Et la peur a disparu des marchés de street food, affirme Shylet Thabethe, mère de deux enfants, qui vend des épis de maïs grillés aux routiers et passagers des bus en route vers ou depuis la Tanzanie.

« Les bus et les camions s’arrêtent à nouveau, et les passagers n’ont plus peur de toucher à notre nourriture », se réjouit-elle.

Comme Mwale, Thabethe a été durement frappée par l’épidémie. Son commerce s’est effondré du jour au lendemain : elle passait de 50 épis vendus par jour à… aucun. « Tout le monde disait que le maïs portait des traces de choléra », explique-t-elle. Pendant plusieurs semaines, elle n’a plus pu payer les frais scolaires, et ses enfants ont dû arrêter l’école, raconte-t-elle.

L’activité a quasiment retrouvé son niveau normal, y compris dans les motels où se reposent les chauffeurs de voiture et de camion étrangers à Nakonde. Pendant un temps, raconte Mwale, « les clients étrangers avaient peur même de dormir dans nos motels locaux, affirmant qu’ils pouvaient attraper le choléra à travers les couvertures ». Aujourd’hui, ils y passent à nouveau la nuit, et mangent ce qu’ils trouvent sur place — « même si je remarque que certains hésitent encore à boire l’eau locale, préférant l’eau en bouteille du côté tanzanien de la frontière », observe-t-il.
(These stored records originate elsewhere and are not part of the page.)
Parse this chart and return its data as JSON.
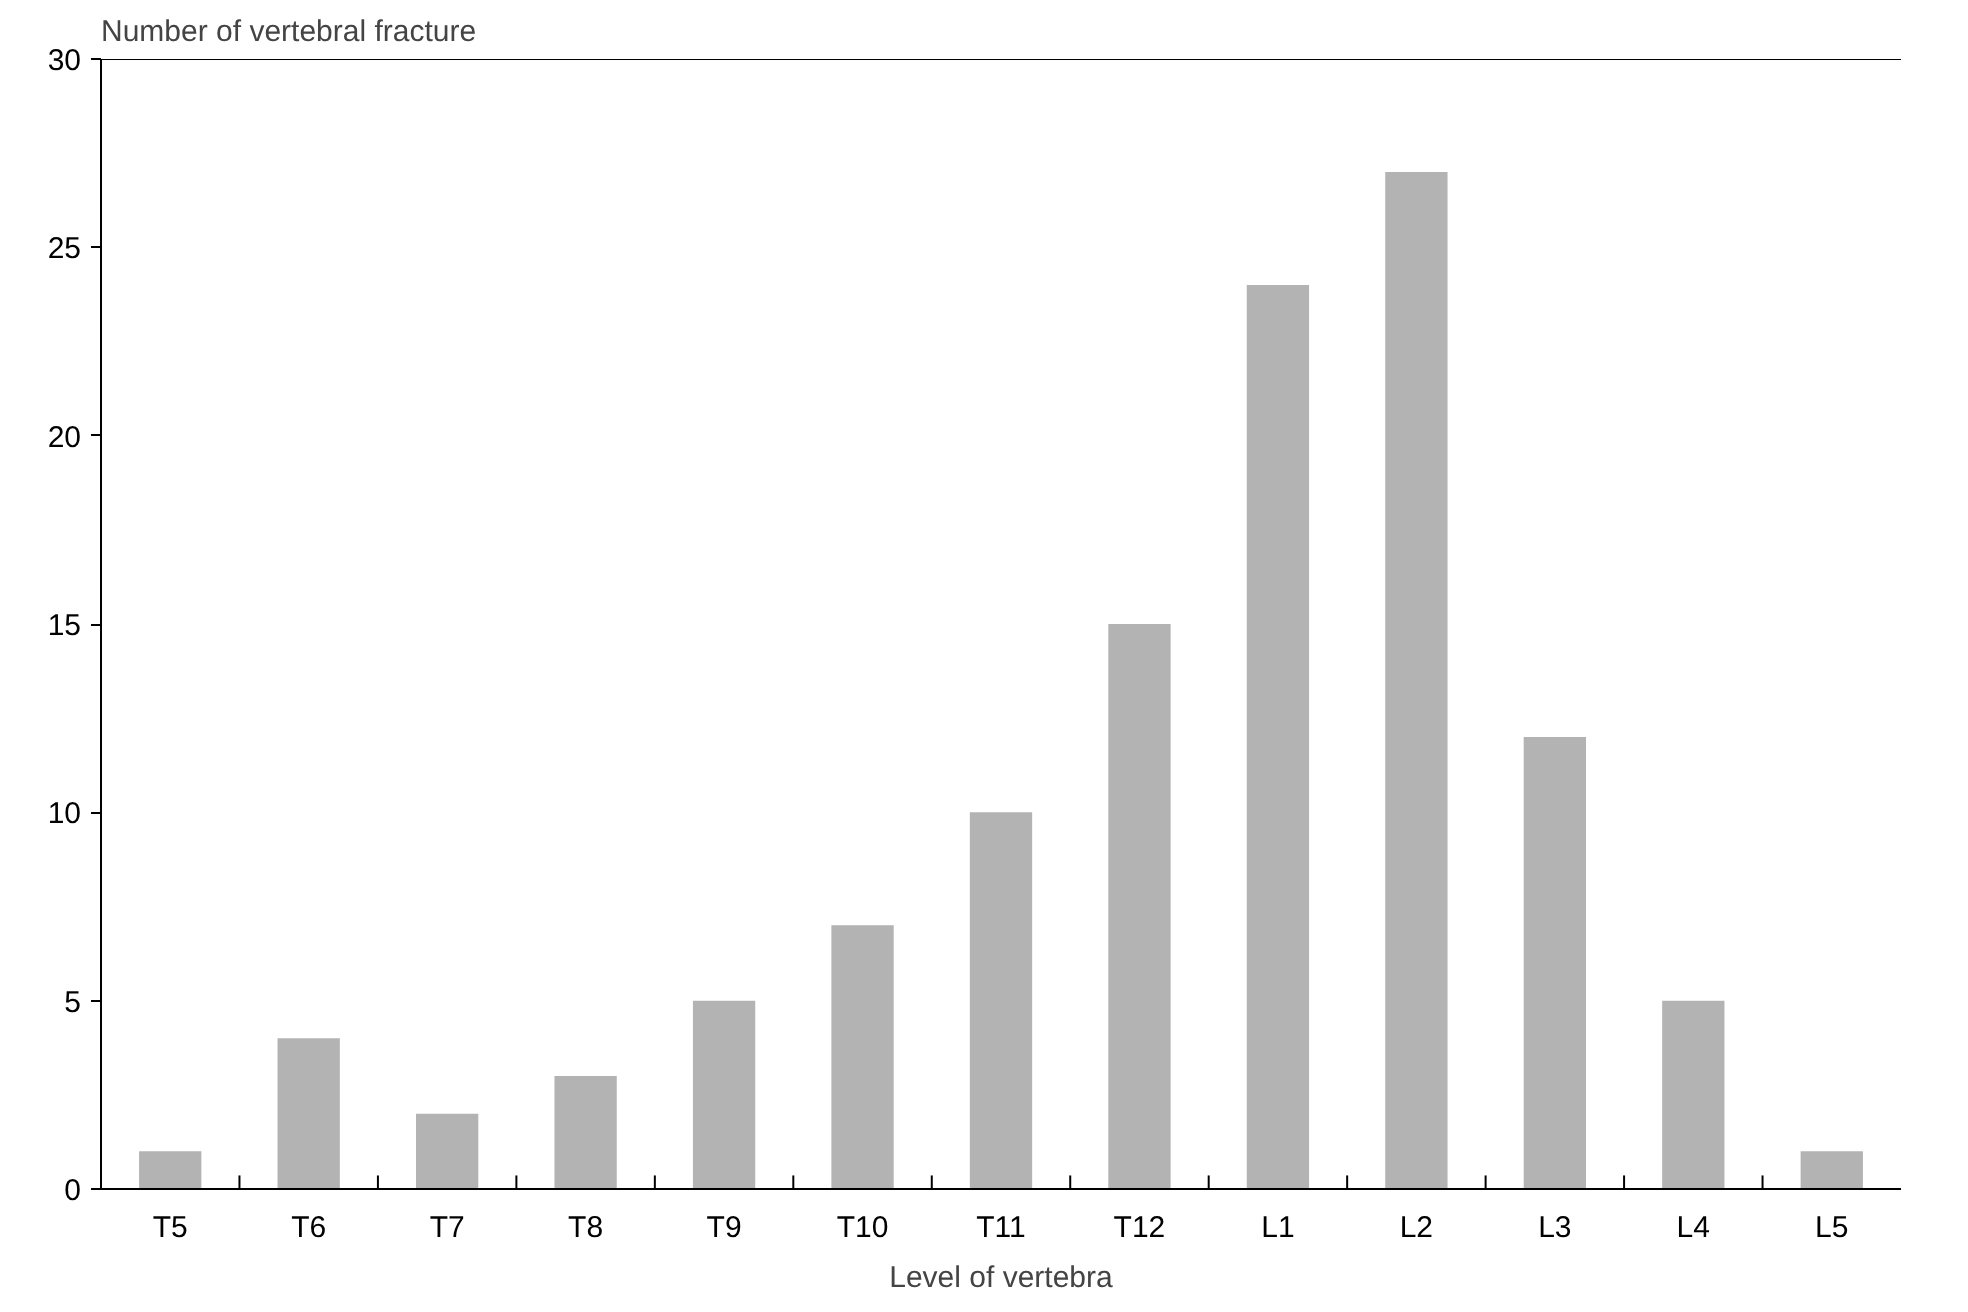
{
  "chart_data": {
    "type": "bar",
    "xlabel": "Level of vertebra",
    "ylabel": "Number of vertebral fracture",
    "categories": [
      "T5",
      "T6",
      "T7",
      "T8",
      "T9",
      "T10",
      "T11",
      "T12",
      "L1",
      "L2",
      "L3",
      "L4",
      "L5"
    ],
    "values": [
      1,
      4,
      2,
      3,
      5,
      7,
      10,
      15,
      24,
      27,
      12,
      5,
      1
    ],
    "color": "#b3b3b3",
    "ylim": [
      0,
      30
    ],
    "yticks": [
      0,
      5,
      10,
      15,
      20,
      25,
      30
    ],
    "grid": false
  }
}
Charles Sichitima, conseiller municipal à Nakonde, souligne que les maladies infectieuses à propagation rapide comme le choléra ne sont pas seulement des urgences épidémiologiques : elles peuvent aussi provoquer une catastrophe financière pour les budgets municipaux. Et si cette municipalité est un carrefour régional, comme Nakonde, une épidémie peut devenir une crise sanitaire internationale en quelques jours.

Il est logique que les pays voisins cherchent à se protéger — mais le protectionnisme a toujours un coût. « Nous sommes juste à côté de la Tanzanie. S’ils n’ont pas de choléra de leur côté, ce sont leurs villes qui en profitent à nos dépens », explique-t-il, en insistant sur la nécessité pour Nakonde de rester vigilant face aux risques futurs.

« Nous sommes confiants qu’il n’y aura plus de choléra », affirme Mwale. Mais si une nouvelle flambée devait survenir et durer plus longtemps, les vendeurs de rue pourraient ne jamais s’en remettre.